The results regarding the features of the HealthNavigator show that the (heart rate) feedback, the tourist information, and the selectable routes are the main motivational functions. The results show that the users are intrinsically motivated to use HealthNavigator to improve their physical condition, to explore the surroundings, and to learn something about the surroundings, while they find the opinions of others regarding the device of less importance.

5 Discussion

With the HealthNavigator, a new method was implemented to help patients regarding lifelong secondary prevention and for healthy people who want to increase their physical condition. The HealthNavigator combines tourist navigation, health status monitoring, and feedback in order to increase body awareness and to coach users in walking on scenic and tourist routes. Evaluations show that the HealthNavigator is user friendly, can teach body awareness, and makes users feel safe, while motivating them to walk and hike outdoors.

The need for people in general and especially for patients to maintain an active and healthy lifestyle was the original impetus behind the project and was closely related to experiences of project partners with patients in current healthcare. The result—the combination of the measured exertion and perceived exertion—is from a technical and medical point of view, new and opens broad prospects for follow up.

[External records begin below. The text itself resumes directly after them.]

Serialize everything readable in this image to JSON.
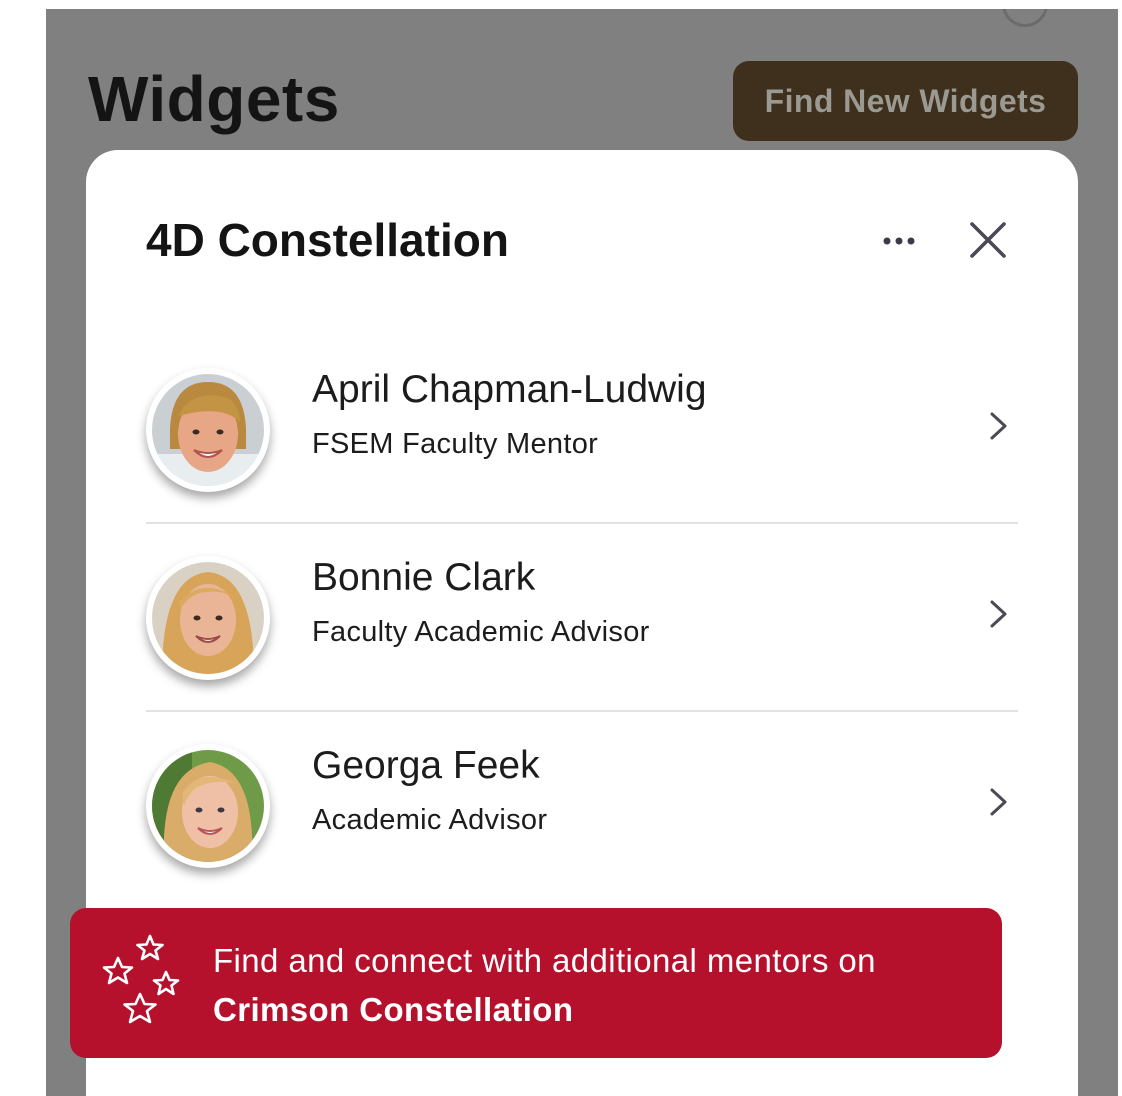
{
  "header": {
    "title": "Widgets",
    "find_button_label": "Find New Widgets"
  },
  "card": {
    "title": "4D Constellation",
    "more_icon": "ellipsis-icon",
    "close_icon": "close-icon",
    "people": [
      {
        "name": "April Chapman-Ludwig",
        "role": "FSEM Faculty Mentor"
      },
      {
        "name": "Bonnie Clark",
        "role": "Faculty Academic Advisor"
      },
      {
        "name": "Georga Feek",
        "role": "Academic Advisor"
      }
    ]
  },
  "banner": {
    "text": "Find and connect with additional mentors on",
    "link_text": "Crimson Constellation",
    "icon": "stars-icon"
  },
  "colors": {
    "overlay": "#808080",
    "find_button_bg": "#3f2f1d",
    "banner_bg": "#b5112c",
    "card_bg": "#ffffff"
  }
}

We designed a technical system that the target groups find usable and understandable. To achieve ease of usability, we ourselves designed the routing, which allowed us to take the individual preferences of older people into account. There are, of course, improvements to be made for further development of the HealthNavigator. For example, to explain the system to a larger audience, a manual is needed. Also more effort needs to be put into the user interface and the integration of sensors in order to obtain better view of the patient while walking.

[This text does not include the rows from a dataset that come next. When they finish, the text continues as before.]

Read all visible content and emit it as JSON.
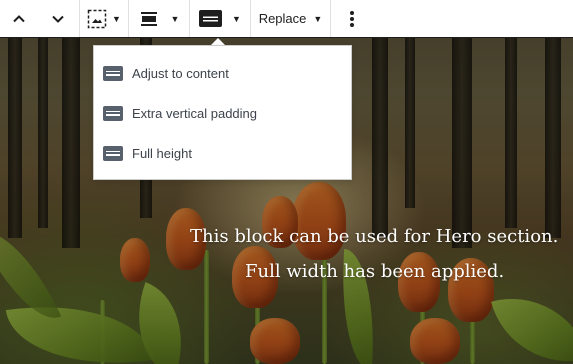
{
  "toolbar": {
    "move_up_label": "Move up",
    "move_down_label": "Move down",
    "replace_label": "Replace",
    "more_options_label": "More options"
  },
  "height_menu": {
    "items": [
      {
        "label": "Adjust to content",
        "icon": "height-icon"
      },
      {
        "label": "Extra vertical padding",
        "icon": "height-icon"
      },
      {
        "label": "Full height",
        "icon": "height-icon"
      }
    ]
  },
  "hero": {
    "line_1": "This block can be used for Hero section.",
    "line_2": "Full width has been applied."
  },
  "colors": {
    "toolbar_bg": "#ffffff",
    "toolbar_border": "#1e1e1e",
    "icon": "#1e1e1e",
    "menu_icon": "#56616b",
    "menu_text": "#3c434a",
    "hero_text": "#ffffff"
  }
}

With the automatic determination of heart rate corridors and the algorithmic verification of heart rate matching the rating of perceived exertion (RPE), we offer the user a unique possibility to control him- or herself and to learn what his or her individual thresholds are. Very interesting would be to further develop the feedback of the HealthNavigator system for increased guidance regarding navigation and health status monitoring. The decision support that provides feedback and coaches the user to acquire the best walking pace is largely developed, but should be precisely evaluated regarding safety, effects on walking behavior, and motivational influence. In respect to the navigation, currently the user receives a message when an alternative route is available; a future system should automatically coach the user to alternative routes when the input data requires doing so. In light of the recent unobtrusive sensors that are becoming more and more available, together with available context information, the system could be extended through more input data (e.g., physical activity, weather), to make the automatic routing and decision support feedback as accurate and tailored to the user as possible.

The testing with two groups (healthcare professionals and potential users in secondary prevention) delivered two different viewpoints: one from the actual user and another from the persons who are likely to recommend and explain the system to the user. Both views are important when you think in terms of market introduction and operational conditions. We received valuable feedback from professionals and patients, who were mainly positive. Physiotherapists from the Netherlands were willing to test the system and prompted its usefulness for their daily work, as well as patients and practitioners from Germany, who were assured that the HealthNavigator would be of great benefit. However, first we need to perform larger scale trials in order to investigate the effects on the walking behavior and quality of life of the users, and the added value for daily practice. And in terms of market introduction, a closer look at the needs of practitioners and general rehabilitation processes must be taken so that HealthNavigator can be incorporated into regular (care) programs.